The most impressive of all lion vocalizations is the roar. Prides roar in chorus to cement their identity as a group and to warn off neighboring lions and prides. Visual communication is also key. A male’s mane serves both to intimidate other males and to attract females. Studies have indicated that the longer and darker a mane is, the more effective it is in scaring off competition and winning over females. The dark tufts of hair on a lion’s ears and tail allow lions to follow each other through tall grass.
Resting or sleeping for most of the day helps lions conserve energy and resist overheating.
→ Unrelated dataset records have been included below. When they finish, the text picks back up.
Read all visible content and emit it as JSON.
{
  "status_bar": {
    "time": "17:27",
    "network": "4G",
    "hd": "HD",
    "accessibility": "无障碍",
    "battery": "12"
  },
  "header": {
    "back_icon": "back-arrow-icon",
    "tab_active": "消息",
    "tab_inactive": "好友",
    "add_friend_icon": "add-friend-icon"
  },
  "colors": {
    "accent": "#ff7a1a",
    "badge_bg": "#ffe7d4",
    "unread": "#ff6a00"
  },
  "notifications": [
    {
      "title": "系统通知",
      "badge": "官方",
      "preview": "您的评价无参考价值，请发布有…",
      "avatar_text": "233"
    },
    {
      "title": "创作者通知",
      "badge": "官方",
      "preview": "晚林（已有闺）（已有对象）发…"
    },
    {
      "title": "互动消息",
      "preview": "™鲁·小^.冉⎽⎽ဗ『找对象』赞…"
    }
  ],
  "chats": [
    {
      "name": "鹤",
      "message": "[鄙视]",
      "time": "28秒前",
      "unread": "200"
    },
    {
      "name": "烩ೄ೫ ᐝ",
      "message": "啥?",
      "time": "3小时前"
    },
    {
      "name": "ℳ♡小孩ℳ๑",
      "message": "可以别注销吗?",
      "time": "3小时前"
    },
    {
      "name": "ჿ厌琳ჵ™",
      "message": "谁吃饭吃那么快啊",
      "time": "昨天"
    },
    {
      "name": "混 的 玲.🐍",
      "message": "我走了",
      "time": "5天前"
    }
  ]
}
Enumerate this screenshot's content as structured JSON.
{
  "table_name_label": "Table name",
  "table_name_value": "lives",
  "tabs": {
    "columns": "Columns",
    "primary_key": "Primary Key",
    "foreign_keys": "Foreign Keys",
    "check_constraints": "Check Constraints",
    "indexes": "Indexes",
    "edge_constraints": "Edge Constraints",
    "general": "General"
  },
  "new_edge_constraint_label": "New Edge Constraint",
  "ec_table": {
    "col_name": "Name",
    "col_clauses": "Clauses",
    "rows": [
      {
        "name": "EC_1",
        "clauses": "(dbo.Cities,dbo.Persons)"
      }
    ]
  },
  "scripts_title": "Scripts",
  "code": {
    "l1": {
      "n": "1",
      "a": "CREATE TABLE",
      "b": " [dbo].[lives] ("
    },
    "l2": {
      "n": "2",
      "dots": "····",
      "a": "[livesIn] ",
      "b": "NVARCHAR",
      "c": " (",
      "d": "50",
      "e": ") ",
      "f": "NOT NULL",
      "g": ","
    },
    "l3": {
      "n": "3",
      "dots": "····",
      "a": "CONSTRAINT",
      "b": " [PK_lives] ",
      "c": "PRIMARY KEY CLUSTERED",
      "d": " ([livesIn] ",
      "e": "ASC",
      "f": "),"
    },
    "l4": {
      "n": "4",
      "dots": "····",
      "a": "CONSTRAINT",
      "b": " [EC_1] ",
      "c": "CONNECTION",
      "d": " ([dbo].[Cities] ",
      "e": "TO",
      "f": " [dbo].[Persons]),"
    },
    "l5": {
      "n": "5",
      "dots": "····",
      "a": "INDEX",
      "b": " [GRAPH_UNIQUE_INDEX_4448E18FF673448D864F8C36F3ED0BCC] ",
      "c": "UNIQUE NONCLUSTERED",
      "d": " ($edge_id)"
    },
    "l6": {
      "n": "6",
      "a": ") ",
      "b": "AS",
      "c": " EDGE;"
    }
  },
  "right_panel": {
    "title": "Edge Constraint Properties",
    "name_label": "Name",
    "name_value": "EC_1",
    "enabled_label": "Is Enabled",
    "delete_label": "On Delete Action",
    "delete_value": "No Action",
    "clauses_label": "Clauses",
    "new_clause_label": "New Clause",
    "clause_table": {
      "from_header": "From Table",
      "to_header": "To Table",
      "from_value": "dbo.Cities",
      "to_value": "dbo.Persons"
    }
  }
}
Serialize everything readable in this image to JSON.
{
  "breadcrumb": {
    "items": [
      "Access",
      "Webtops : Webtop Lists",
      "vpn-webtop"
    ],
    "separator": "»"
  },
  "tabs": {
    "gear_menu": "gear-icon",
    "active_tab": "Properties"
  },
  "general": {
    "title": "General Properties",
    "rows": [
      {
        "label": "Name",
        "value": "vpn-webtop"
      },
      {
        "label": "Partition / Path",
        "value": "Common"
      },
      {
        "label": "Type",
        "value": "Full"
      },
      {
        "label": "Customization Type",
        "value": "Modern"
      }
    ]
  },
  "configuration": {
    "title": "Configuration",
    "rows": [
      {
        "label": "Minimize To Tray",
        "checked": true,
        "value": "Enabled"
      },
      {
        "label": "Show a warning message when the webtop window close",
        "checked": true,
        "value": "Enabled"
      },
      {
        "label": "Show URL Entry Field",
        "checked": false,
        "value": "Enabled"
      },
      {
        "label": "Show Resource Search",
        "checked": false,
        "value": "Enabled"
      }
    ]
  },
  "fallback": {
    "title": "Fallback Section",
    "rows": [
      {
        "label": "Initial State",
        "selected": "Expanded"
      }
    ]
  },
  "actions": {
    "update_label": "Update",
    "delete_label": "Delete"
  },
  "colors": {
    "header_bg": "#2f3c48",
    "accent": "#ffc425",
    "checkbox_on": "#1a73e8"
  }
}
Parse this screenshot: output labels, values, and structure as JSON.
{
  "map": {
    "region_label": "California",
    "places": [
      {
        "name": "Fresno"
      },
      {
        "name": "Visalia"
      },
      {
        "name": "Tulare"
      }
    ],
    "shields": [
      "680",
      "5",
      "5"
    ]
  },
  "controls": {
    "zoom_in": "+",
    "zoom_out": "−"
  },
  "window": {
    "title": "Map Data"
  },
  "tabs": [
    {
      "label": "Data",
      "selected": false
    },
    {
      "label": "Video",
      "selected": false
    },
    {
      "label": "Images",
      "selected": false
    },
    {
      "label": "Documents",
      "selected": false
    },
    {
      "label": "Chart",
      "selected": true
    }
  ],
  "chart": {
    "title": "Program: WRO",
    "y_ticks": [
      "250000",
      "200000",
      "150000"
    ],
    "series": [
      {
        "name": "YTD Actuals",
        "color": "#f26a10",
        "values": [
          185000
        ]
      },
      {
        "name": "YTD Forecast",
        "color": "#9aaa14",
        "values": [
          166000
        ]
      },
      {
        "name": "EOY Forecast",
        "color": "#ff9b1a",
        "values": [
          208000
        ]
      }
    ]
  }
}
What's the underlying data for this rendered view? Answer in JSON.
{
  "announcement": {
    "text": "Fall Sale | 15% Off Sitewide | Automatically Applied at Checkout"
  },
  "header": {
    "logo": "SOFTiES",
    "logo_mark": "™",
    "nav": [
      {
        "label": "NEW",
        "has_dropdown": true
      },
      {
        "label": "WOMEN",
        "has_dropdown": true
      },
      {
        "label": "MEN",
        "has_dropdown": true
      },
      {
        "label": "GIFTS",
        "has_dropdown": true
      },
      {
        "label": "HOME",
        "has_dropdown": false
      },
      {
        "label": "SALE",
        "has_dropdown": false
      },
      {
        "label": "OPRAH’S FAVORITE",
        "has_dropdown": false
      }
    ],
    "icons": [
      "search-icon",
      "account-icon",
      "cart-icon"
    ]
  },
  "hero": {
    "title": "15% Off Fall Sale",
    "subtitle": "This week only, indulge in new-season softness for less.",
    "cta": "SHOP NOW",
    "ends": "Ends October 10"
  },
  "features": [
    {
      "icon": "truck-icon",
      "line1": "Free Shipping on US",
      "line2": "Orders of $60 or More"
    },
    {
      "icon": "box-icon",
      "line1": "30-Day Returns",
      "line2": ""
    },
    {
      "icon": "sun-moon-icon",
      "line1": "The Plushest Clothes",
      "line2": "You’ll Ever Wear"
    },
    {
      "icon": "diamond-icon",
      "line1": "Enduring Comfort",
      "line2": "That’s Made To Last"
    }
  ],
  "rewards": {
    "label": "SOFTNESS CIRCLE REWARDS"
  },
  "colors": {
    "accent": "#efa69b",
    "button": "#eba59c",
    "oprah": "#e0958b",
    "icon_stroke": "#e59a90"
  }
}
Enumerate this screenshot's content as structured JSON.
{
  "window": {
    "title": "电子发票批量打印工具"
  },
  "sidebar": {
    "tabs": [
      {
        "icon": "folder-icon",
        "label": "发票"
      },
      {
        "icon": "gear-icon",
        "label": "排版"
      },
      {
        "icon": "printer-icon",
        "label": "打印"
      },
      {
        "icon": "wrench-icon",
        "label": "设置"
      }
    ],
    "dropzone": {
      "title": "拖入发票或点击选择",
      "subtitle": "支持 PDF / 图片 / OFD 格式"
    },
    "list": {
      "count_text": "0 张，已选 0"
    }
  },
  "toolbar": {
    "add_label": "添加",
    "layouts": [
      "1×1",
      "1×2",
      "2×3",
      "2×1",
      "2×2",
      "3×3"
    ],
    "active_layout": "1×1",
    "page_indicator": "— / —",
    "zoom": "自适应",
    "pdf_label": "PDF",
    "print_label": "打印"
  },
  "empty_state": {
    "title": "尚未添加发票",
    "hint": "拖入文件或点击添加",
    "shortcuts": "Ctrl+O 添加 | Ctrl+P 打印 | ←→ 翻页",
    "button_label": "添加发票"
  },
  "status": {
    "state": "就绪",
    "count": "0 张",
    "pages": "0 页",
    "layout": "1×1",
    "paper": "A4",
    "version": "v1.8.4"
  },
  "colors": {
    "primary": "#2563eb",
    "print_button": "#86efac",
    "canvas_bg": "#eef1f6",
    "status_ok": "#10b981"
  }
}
They are most active at night. They also cool off by panting or lying on their backs and exposing their bellies to cool breezes. Lions, especially young lions, climb trees to find cool, shady, fly-free places to rest. Resting on high places, such as hilltops and termite mounds, also allows them to keep an eye on their territory and look for their next meal.
Lions are classified as a vulnerable species. While they’re not in immediate danger of extinction, their population trend is decreasing and their future is in doubt. Lions need large tracts of land and strong prey bases to survive. Lions are threatened by habitat degradation and conflict with humans that arises because lions take livestock when wild prey has been reduced due to human hunting. Across East Africa there has been a rise in the use of poison to kill lions. When a lion kills a cow, a rancher will sometimes retaliate by poisoning the carcass. When the lion returns—sometimes with other pride members—it ingests the poison and eventually dies.